If Beck had hoped to surprise him, or perhaps to hear grateful hallelujahs, she was disappointed. Dak’s voice was calm. “How do you know?”

“I saw the manuscript. It’s in his bedroom.”

“Do you know
exactly
where it is?”

So she had been right. Whatever Jericho was writing, Phil Agadakos craved it every bit as much as Lewiston Clark did. She wondered why Dak had not noticed it on one of his visits. “Earlier tonight it was on a table near the bed. I couldn’t swear to where it is at the moment.”

“Have you read it?”

“No.” She swallowed. “Dak, he’s dying. He doesn’t think he’ll finish. He wants me to help him.” She left out the fact that Audrey had turned him down. “That’s why he asked me to come out here in the first place. To help him finish.”

The old spymaster looked alarmed. “I hope you told him no.”

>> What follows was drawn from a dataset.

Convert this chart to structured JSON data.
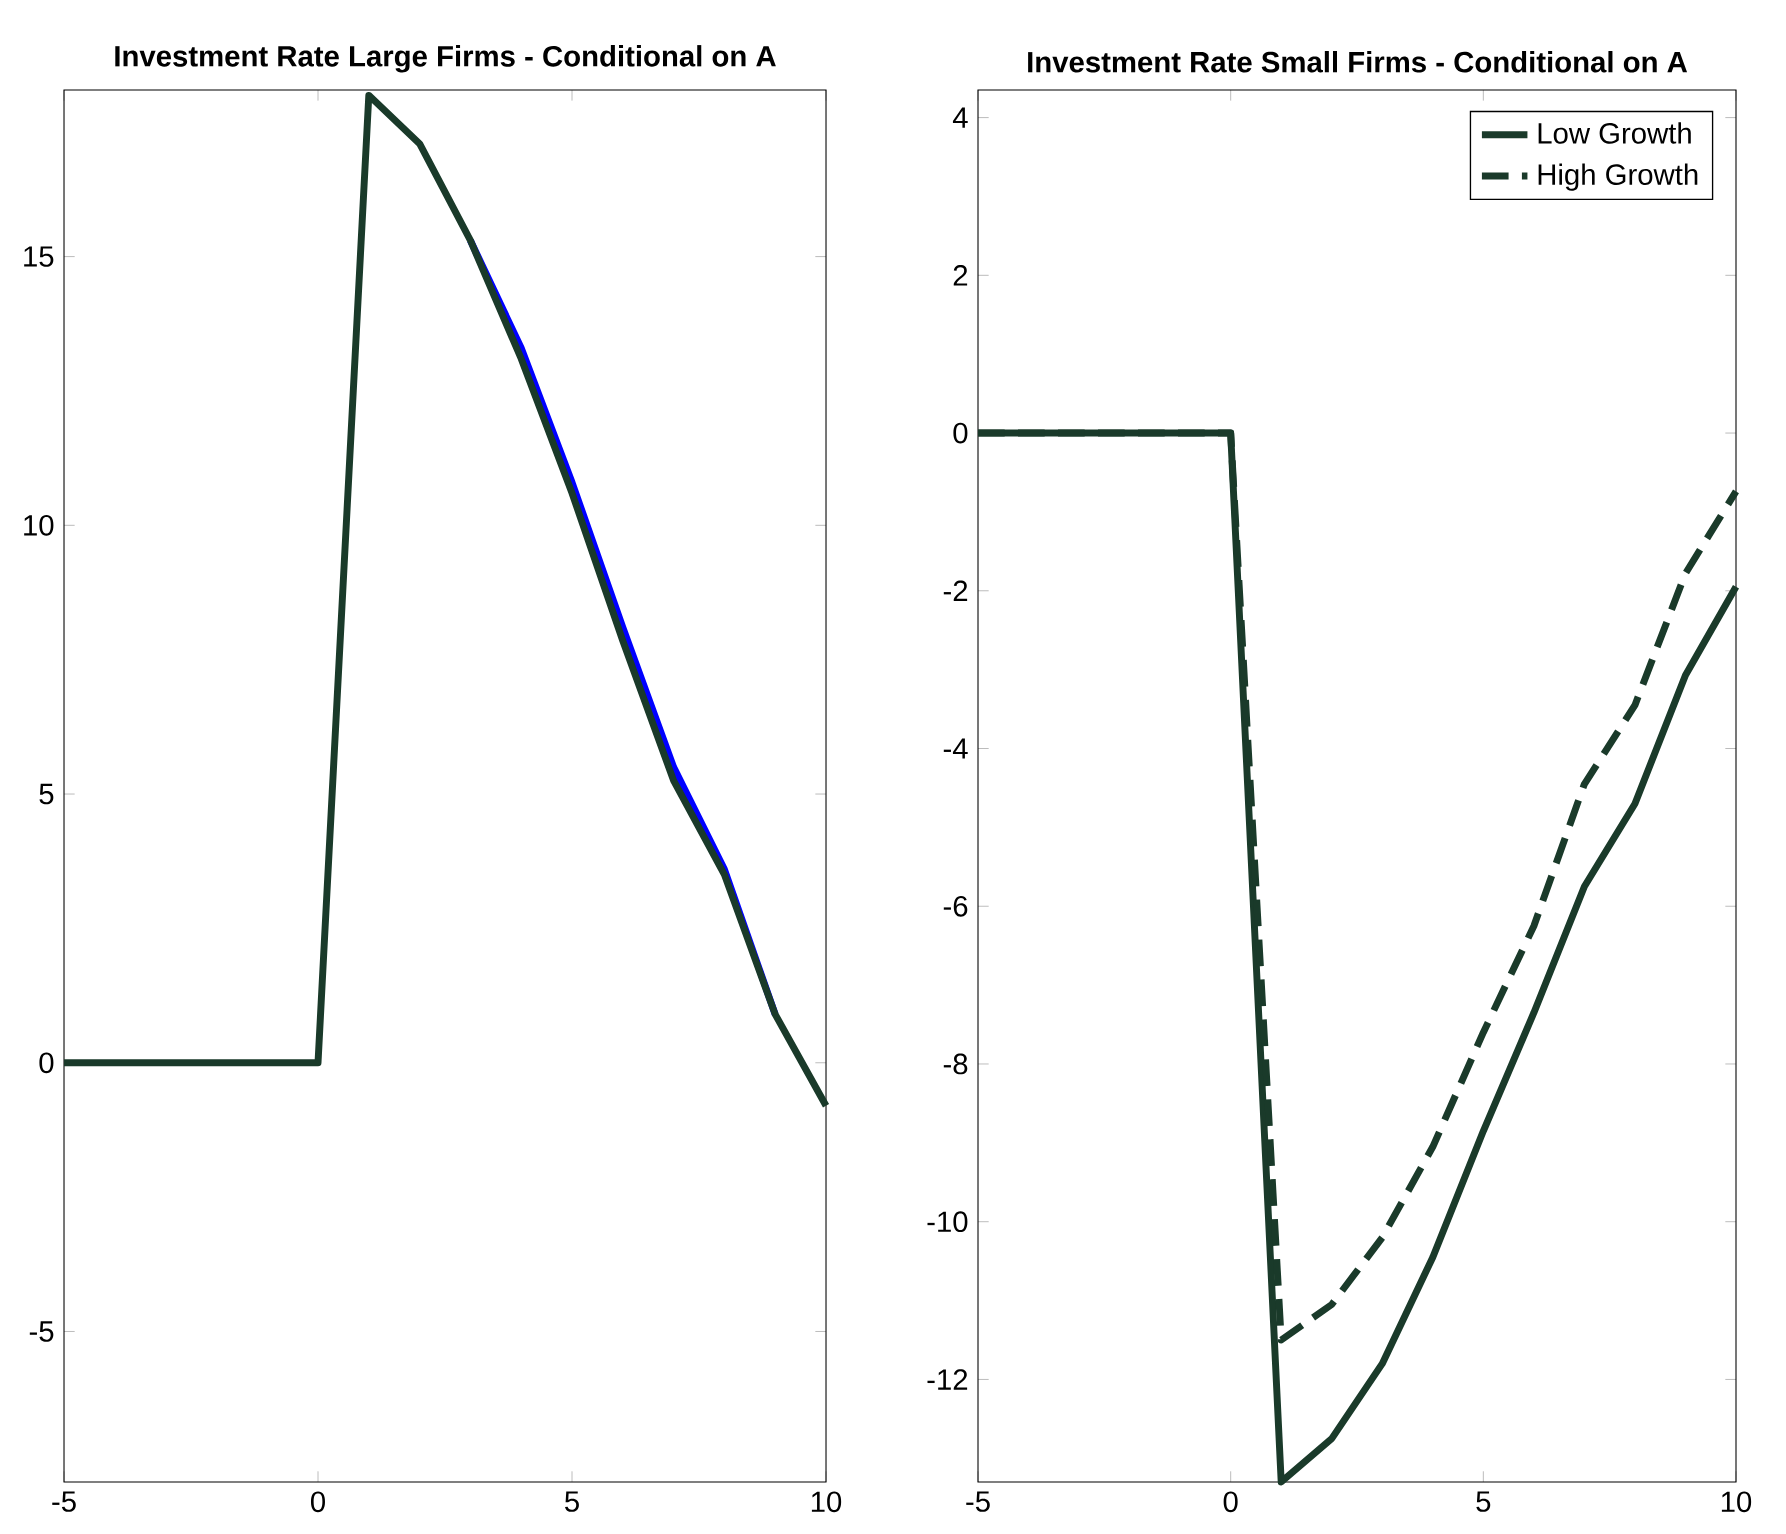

“I haven’t told him anything.”

“That’s not good enough, Rebecca.” He sipped his coffee. “This is for your own good. You can’t go anywhere near his autobiography. And you have to tell him that as loudly and clearly as you can. Jericho is very good at going deaf when he wants to, so keep telling him till he accepts
it.” The calmness of his voice made the plea all the more chilling. “I’m not joking, Rebecca. You have to tell him no. Don’t hint, don’t delay, don’t beat around the bush. Say it loud and clear.”